Il mondo islamico si infiamma

Sunniti e sciiti protestano nelle piazze: “Statunitensi responsabili”. Biden vede Netanyahu: “Con il sostegno Usa, oggi Israele è più forte che mai. Ma non fate vincere la rabbia”. Il generale Petraeus: “In Iraq noi sbagliammo, serve un piano per il dopo-Hamas”
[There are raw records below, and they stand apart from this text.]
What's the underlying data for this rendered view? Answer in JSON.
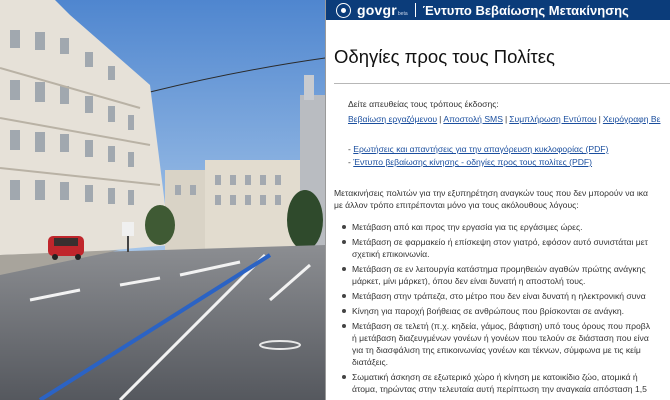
{
  "header": {
    "logo_text": "govgr",
    "logo_badge": "beta",
    "service_title": "Έντυπο Βεβαίωσης Μετακίνησης"
  },
  "page": {
    "title": "Οδηγίες προς τους Πολίτες",
    "intro": "Δείτε απευθείας τους τρόπους έκδοσης:",
    "methods": [
      "Βεβαίωση εργαζόμενου",
      "Αποστολή SMS",
      "Συμπλήρωση Εντύπου",
      "Χειρόγραφη Βε"
    ],
    "pdf_links": [
      "Ερωτήσεις και απαντήσεις για την απαγόρευση κυκλοφορίας (PDF)",
      "Έντυπο βεβαίωσης κίνησης - οδηγίες προς τους πολίτες (PDF)"
    ],
    "paragraph": [
      "Μετακινήσεις πολιτών για την εξυπηρέτηση αναγκών τους που δεν μπορούν να ικα",
      "με άλλον τρόπο επιτρέπονται μόνο για τους ακόλουθους λόγους:"
    ],
    "rules": [
      [
        "Μετάβαση από και προς την εργασία για τις εργάσιμες ώρες."
      ],
      [
        "Μετάβαση σε φαρμακείο ή επίσκεψη στον γιατρό, εφόσον αυτό συνιστάται μετ",
        "σχετική επικοινωνία."
      ],
      [
        "Μετάβαση σε εν λειτουργία κατάστημα προμηθειών αγαθών πρώτης ανάγκης",
        "μάρκετ, μίνι μάρκετ), όπου δεν είναι δυνατή η αποστολή τους."
      ],
      [
        "Μετάβαση στην τράπεζα, στο μέτρο που δεν είναι δυνατή η ηλεκτρονική συνα"
      ],
      [
        "Κίνηση για παροχή βοήθειας σε ανθρώπους που βρίσκονται σε ανάγκη."
      ],
      [
        "Μετάβαση σε τελετή (π.χ. κηδεία, γάμος, βάφτιση) υπό τους όρους που προβλ",
        "ή μετάβαση διαζευγμένων γονέων ή γονέων που τελούν σε διάσταση που είνα",
        "για τη διασφάλιση της επικοινωνίας γονέων και τέκνων, σύμφωνα με τις κείμ",
        "διατάξεις."
      ],
      [
        "Σωματική άσκηση σε εξωτερικό χώρο ή κίνηση με κατοικίδιο ζώο, ατομικά ή",
        "άτομα, τηρώντας στην τελευταία αυτή περίπτωση την αναγκαία απόσταση 1,5"
      ]
    ]
  },
  "colors": {
    "header_bg": "#0b3c7a",
    "link": "#1a4e9e",
    "sky": "#6f9fd6"
  }
}
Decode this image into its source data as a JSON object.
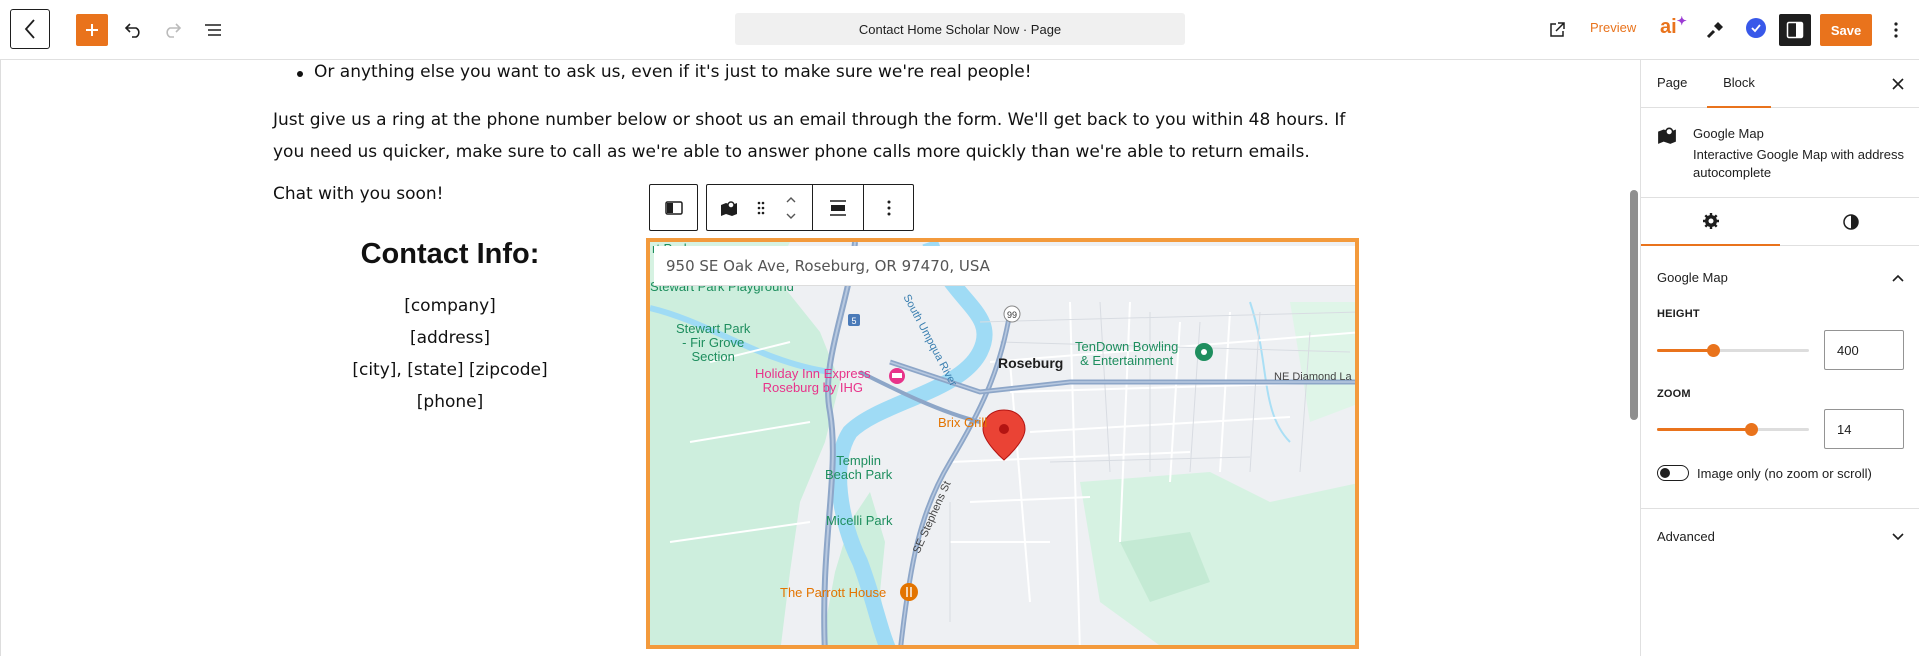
{
  "header": {
    "title": "Contact Home Scholar Now · Page",
    "preview_label": "Preview",
    "save_label": "Save",
    "ai_label": "ai"
  },
  "content": {
    "bullet": "Or anything else you want to ask us, even if it's just to make sure we're real people!",
    "paragraph": "Just give us a ring at the phone number below or shoot us an email through the form. We'll get back to you within 48 hours. If you need us quicker, make sure to call as we're able to answer phone calls more quickly than we're able to return emails.",
    "chat": "Chat with you soon!",
    "contact_heading": "Contact Info:",
    "contact_lines": [
      "[company]",
      "[address]",
      "[city], [state] [zipcode]",
      "[phone]"
    ]
  },
  "map": {
    "address": "950 SE Oak Ave, Roseburg, OR 97470, USA",
    "labels": {
      "stewart_top": "Stewart Park Playground",
      "stewart_section": "Stewart Park\n- Fir Grove\nSection",
      "holiday": "Holiday Inn Express\nRoseburg by IHG",
      "south_umpqua": "South Umpqua River",
      "roseburg": "Roseburg",
      "tendown": "TenDown Bowling\n& Entertainment",
      "ne_diamond": "NE Diamond La",
      "brix": "Brix Grill",
      "templin": "Templin\nBeach Park",
      "micelli": "Micelli Park",
      "stephens": "SE Stephens St",
      "parrott": "The Parrott House",
      "route_5": "5",
      "route_99": "99",
      "top_park": "rt Park"
    }
  },
  "sidebar": {
    "tabs": [
      "Page",
      "Block"
    ],
    "active_tab": "Block",
    "block_name": "Google Map",
    "block_description": "Interactive Google Map with address autocomplete",
    "panel_title": "Google Map",
    "height_label": "HEIGHT",
    "height_value": "400",
    "height_level": 0.37,
    "zoom_label": "ZOOM",
    "zoom_value": "14",
    "zoom_level": 0.62,
    "toggle_label": "Image only (no zoom or scroll)",
    "toggle_on": false,
    "advanced_label": "Advanced"
  },
  "colors": {
    "accent": "#e9731c",
    "map_border": "#f39a3c",
    "pin": "#ea4335",
    "hotel_pink": "#e8338a",
    "poi_green": "#1e8e5e",
    "food_orange": "#e37400"
  }
}
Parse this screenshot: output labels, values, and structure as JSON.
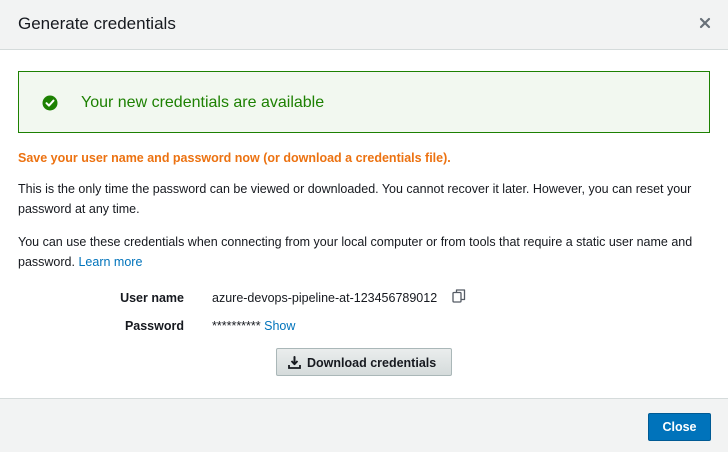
{
  "dialog": {
    "title": "Generate credentials",
    "close_icon": "close-icon"
  },
  "alert": {
    "icon": "check-circle-icon",
    "text": "Your new credentials are available",
    "color": "#1d8102"
  },
  "warning": {
    "text": "Save your user name and password now (or download a credentials file).",
    "color": "#ec7211"
  },
  "info": {
    "paragraph1": "This is the only time the password can be viewed or downloaded. You cannot recover it later. However, you can reset your password at any time.",
    "paragraph2": "You can use these credentials when connecting from your local computer or from tools that require a static user name and password.",
    "learn_more": "Learn more"
  },
  "credentials": {
    "username_label": "User name",
    "username_value": "azure-devops-pipeline-at-123456789012",
    "copy_icon": "copy-icon",
    "password_label": "Password",
    "password_value": "**********",
    "show_label": "Show"
  },
  "download": {
    "icon": "download-icon",
    "label": "Download credentials"
  },
  "footer": {
    "close_label": "Close",
    "primary_color": "#0073bb"
  }
}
Il mondo islamico si infiamma

Si registrano ovunque manifestazioni contro la “punizione collettiva” dei civili di Gaza. Manifestano a migliaia in Tunisia, Giordania, Marocco, Iraq e Libia. Spari a Ramallah. Evacuate le ambasciate israeliane in Egitto e Marocco, Al Sisi rifiuta l'esodo palestinese. Scontri a Beirut nel “giorno della rabbia” voluto da Hezbollah.

Il 7 ottobre è stato il vostro 11 settembre, non si può vedere quel che è successo qui e non urlare”, ha detto il presidente statunitense che poi scagiona Israele per la strage all’ospedale di Gaza e strappa, in occasione della sua visita in Israele un primo accordo per gli aiuti umanitari nella Striscia.

Intanto l’ex direttore della Cia David Petraeus, rispondendo alle domande di una tavola rotonda organizzata da Foreign Policy sul suo nuovo libro, “Conflict” (come riporta Repubblica) avverte: “L’azione militare contro Hamas è necessaria, ma non sarà sufficiente. I politici devono accompagnarla con una visione per il dopo, come quando la guerra del 1973 portò alla pace con l’Egitto. Altrimenti i terroristi torneranno”. Poi Petraeus ricorda: “In Iraq noi sbagliammo”.